Reputation: 127
Input: """aaaabb\\\\\cc"""
Pattern: ["""aaa""", """\\""", """\"""]
Output: [aaa, abb, \\, \\, \, cc]
How can I split Input to Output using patterns in Pattern in Kotlin?
I found that Regex("(?<=cha)|(?=cha)") helps patterns to remain after spliting, so I tried to use looping, but some of the patterns like '\' and '[' require escape backslash, so I'm not able to use loop for spliting.
EDIT:
val temp = mutableListOf<String>()
for (e in Input.split(Regex("(?<=\\)|(?=\\)"))) temp.add(e)

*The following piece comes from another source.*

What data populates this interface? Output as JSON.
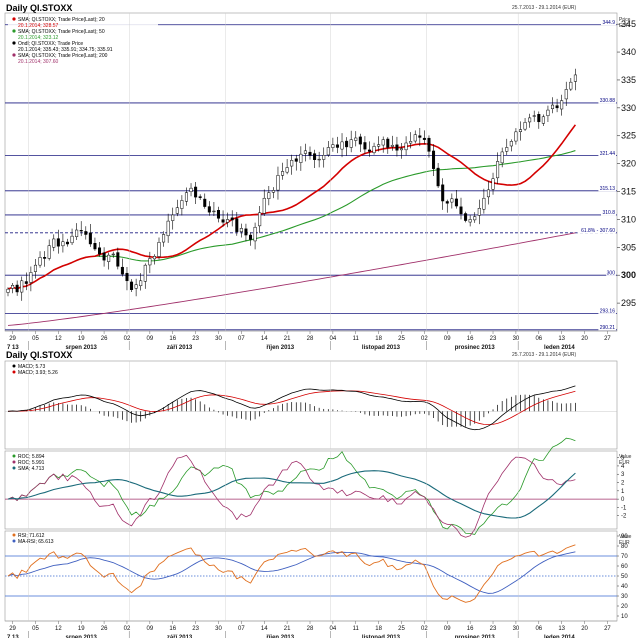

This is what I've been doing, but this does not work for multiple regex, and this add extra "" at the end of temp if Input ends with "\"
Upvotes: 3
Views: 2010
Reputation: 626738
You may use the function I wrote for some previous question that splits by a pattern keeping all matched and non-matched substrings:
private fun splitKeepDelims(s: String, rx: Regex, keep_empty: Boolean = true) : MutableList<String> {
var res = mutableListOf<String>() // Declare the mutable list var
var start = 0 // Define var for substring start pos
rx.findAll(s).forEach { // Looking for matches
val substr_before = s.substring(start, it.range.first()) // // Substring before match start
if (substr_before.length > 0 || keep_empty) {
res.add(substr_before) // Adding substring before match start
}
res.add(it.value) // Adding match
start = it.range.last()+1 // Updating start pos of next substring before match
}
if ( start != s.length ) res.add(s.substring(start)) // Adding text after last match if any
return res
}
You just need a dynamic pattern from yoyur Pattern
list items by joining them with a |
, an alternation operator while remembering to escape all the items:
val Pattern = listOf("aaa", """\\""", "\\") // Define the list of literal patterns
val rx = Pattern.map{Regex.escape(it)}.joinToString("|").toRegex() // Build a pattern, \Qaaa\E|\Q\\\E|\Q\\E
val text = """aaaabb\\\\\cc"""
println(splitKeepDelims(text, rx, false))
// => [aaa, abb, \\, \\, \, cc]
See the Kotlin demo
Note that between \Q
and \E
, all chars in the pattern are considered literal chars, not special regex metacharacters.
Upvotes: 3